The bottom line is that we just don’t produce enough players who are technically and tactically good enough to compete at an elite level.
There’s a multitude of reasons as to why that’s the case – but unless we address the growing inequalities in our game, then my worry is that things are going to get an awful lot worse.
I spoke out a couple of weeks ago to tell the people who live in that ivory tower we call the Premier League that they have a duty to use a chunk of the £3billion generated by the new television deal to develop the game in this country from grassroots level.
Hell will freeze over first.
But let me give you an example of the kind of quandary a Championship manager like myself finds himself in, that also illustrates just why the talent is not coming through.
Last season, I took a promising player on loan from Liverpool.
He has played for England at every level, from Under-16 to Under-21, but after arriving at Anfield has found his first-team opportunities limited.
A year on, he is just the kind of player I need to help my Blackpool team go one step better after heartbreak in the Championship play-off final.
The only problem is that, even if I could persuade my chairman to pay a couple of million quid to tempt Liverpool into selling, there’s absolutely no way he would sanction the kind of salary that would make the move acceptable to the player himself.
Conversely, I also know that the financial problems in Spain has meant a number of excellent young players have not been paid by their clubs and are available on free transfers.
They would also accept a wage that’s just fraction of what the player at Liverpool is earning.
It’s a no-brainer, isn’t it?
And so a young Spaniard gets the benefit of continuing his footballing education in the Championship, while the Englishman stays in the reserves of a Premier League club.
I would love to produce young English players at Blackpool.
But the cost of putting an Academy in place at a club like ours is prohibitive, given the facilities and staffing levels we have to provide.
And if the dice weren’t already loaded in favour of the top-flight clubs, Premier League bosses threatened to withdraw funding for youth development completely if the Football League didn’t accept the Elite Player Performance Plan.
It is estimated that funding an Academy, under the new rules, will cost a minimum of £2.5million-a-year.
Yet the system also allows the biggest clubs to take the best youngsters from poorer clubs for a small fee that will barely cover the costs associated with that player’s development.
In essence, that means Manchester United could spot two 16-year-olds called Ian Holloway and Wayne Rooney playing in the junior team of another club and snatch them away for the same fee.
It is absolute madness.
Premier League clubs will now basically stack and rack the best young players.

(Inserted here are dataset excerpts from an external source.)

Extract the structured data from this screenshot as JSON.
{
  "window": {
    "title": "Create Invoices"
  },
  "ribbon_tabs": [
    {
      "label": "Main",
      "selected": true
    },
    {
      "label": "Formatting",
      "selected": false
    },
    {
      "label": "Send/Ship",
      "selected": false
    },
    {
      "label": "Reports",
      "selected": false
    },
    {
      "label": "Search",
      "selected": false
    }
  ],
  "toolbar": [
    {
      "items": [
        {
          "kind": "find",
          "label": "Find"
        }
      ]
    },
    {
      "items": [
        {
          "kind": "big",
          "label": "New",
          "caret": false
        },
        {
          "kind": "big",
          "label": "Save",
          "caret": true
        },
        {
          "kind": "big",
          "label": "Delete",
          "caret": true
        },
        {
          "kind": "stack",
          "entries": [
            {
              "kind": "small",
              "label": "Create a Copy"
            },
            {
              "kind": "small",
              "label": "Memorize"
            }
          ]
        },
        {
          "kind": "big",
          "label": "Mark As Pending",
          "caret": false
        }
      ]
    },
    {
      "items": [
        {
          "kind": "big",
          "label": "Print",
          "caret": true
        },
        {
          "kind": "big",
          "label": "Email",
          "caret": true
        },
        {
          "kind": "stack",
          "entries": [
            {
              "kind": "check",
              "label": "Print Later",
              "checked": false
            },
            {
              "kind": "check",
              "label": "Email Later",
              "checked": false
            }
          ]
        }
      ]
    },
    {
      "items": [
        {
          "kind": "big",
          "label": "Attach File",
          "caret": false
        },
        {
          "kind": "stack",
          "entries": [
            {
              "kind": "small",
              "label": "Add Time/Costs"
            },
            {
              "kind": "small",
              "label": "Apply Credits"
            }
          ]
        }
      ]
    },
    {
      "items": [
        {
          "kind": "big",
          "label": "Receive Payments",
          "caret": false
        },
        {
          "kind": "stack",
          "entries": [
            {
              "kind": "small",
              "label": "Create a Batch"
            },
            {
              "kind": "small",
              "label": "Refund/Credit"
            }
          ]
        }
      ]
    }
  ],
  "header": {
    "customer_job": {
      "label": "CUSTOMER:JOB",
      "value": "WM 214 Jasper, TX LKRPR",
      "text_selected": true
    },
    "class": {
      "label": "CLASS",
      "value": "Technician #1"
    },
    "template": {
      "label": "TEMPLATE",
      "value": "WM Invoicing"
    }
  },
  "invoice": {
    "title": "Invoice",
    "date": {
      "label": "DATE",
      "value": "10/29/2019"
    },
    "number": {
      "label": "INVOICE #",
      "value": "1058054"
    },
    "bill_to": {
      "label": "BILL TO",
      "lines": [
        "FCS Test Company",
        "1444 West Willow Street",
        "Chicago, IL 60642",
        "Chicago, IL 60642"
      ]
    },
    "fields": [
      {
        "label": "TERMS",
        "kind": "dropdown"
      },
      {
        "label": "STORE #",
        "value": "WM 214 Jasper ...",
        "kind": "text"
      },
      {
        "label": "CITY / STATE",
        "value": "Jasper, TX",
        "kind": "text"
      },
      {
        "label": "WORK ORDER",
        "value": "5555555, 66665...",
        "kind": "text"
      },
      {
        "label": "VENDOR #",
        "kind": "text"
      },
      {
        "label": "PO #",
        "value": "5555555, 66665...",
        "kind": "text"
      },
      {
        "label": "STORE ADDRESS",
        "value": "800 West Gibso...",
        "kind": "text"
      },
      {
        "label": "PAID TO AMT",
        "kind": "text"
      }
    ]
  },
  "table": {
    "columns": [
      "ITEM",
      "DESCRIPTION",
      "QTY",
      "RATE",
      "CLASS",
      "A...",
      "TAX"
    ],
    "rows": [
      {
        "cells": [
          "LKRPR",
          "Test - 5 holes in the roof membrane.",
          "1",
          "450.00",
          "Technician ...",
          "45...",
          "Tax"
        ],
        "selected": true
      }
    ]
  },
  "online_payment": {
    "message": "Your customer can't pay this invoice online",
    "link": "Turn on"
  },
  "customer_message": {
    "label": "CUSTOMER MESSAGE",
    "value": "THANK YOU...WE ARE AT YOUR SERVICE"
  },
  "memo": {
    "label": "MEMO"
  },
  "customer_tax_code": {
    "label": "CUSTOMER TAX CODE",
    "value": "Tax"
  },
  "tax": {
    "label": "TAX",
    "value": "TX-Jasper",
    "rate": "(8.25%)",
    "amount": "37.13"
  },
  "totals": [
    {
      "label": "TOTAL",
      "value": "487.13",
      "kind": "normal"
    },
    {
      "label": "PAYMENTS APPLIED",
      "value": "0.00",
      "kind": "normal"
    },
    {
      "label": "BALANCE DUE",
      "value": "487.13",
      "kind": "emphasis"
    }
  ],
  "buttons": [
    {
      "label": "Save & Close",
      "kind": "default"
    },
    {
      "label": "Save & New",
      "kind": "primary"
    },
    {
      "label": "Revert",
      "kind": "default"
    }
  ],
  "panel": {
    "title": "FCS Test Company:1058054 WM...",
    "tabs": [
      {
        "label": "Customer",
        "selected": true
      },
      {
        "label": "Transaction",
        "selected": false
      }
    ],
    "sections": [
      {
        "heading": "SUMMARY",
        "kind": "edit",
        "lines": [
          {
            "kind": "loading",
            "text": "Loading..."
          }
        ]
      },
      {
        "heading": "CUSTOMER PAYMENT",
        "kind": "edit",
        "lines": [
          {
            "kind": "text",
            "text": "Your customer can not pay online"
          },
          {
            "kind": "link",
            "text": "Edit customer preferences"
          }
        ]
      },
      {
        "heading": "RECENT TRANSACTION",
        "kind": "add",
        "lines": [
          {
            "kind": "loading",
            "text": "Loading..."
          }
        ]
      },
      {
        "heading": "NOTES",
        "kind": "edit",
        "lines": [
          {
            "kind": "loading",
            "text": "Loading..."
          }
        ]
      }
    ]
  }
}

The talent that will go to waste doesn’t bear thinking about.
It’s a system that tells youngsters there is only one route into the England team and the days of Ian Wright reaching the top, after starting with Dulwich Hamlet, or David Platt scoring at the World Cup, after developing under Dario Gradi at Crewe, are now over.
Dario has produced dozens of players at Gresty Road, with Nick Powell the latest to graduate to bigger and better things, following his £4m move to Manchester United.

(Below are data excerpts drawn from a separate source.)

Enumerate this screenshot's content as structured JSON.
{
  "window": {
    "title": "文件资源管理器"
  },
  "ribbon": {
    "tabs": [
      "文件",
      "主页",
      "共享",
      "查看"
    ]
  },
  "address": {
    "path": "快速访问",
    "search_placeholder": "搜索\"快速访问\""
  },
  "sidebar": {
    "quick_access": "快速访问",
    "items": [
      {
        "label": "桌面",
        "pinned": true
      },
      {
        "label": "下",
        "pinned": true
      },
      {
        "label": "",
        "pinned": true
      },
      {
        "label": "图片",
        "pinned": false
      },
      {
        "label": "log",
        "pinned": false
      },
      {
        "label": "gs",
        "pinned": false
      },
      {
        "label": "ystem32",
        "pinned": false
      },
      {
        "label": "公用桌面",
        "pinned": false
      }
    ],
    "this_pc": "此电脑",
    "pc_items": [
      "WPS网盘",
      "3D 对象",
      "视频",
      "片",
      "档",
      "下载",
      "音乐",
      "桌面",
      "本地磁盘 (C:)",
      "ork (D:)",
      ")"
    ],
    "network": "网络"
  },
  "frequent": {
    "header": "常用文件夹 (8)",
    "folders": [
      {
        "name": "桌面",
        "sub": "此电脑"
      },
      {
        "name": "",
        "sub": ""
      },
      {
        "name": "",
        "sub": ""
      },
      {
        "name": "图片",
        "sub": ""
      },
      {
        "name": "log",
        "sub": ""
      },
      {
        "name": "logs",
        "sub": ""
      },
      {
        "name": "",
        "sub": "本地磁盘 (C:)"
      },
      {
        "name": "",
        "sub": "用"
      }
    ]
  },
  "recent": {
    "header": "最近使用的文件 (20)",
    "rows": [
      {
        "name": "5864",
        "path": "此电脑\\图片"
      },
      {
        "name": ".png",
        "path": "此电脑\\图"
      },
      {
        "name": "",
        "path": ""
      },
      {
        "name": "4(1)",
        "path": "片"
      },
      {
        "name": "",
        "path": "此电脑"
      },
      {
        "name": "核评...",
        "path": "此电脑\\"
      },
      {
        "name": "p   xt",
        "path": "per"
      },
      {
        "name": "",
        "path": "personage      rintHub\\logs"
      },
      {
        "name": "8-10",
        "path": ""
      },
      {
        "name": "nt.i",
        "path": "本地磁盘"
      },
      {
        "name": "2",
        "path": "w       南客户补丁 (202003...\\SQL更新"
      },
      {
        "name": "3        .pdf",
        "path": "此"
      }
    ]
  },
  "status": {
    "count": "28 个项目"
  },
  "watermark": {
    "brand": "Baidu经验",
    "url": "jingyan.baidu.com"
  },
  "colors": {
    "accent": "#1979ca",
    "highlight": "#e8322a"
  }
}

But how can Crewe afford to keep their talent trek going if they are forced to sell their best youngsters for a fraction of their real worth?
I would love to establish a youth-development system at Blackpool but the cost of doing so is impossible to justify now more than ever.
We are looking to introduce an Elite Development Squad for an 19-21 age group, aimed at the players who do stay on after coming through our School of Excellence and I hope to appoint a dedicated coach this week.
But only a few days ago the goalkeeper for our Under-12 team decided to join Manchester City.
In two years’ time after the World Cup, when questions are being asked about why England don’t produce enough top footballers, I’ll probably wonder how he’s getting on.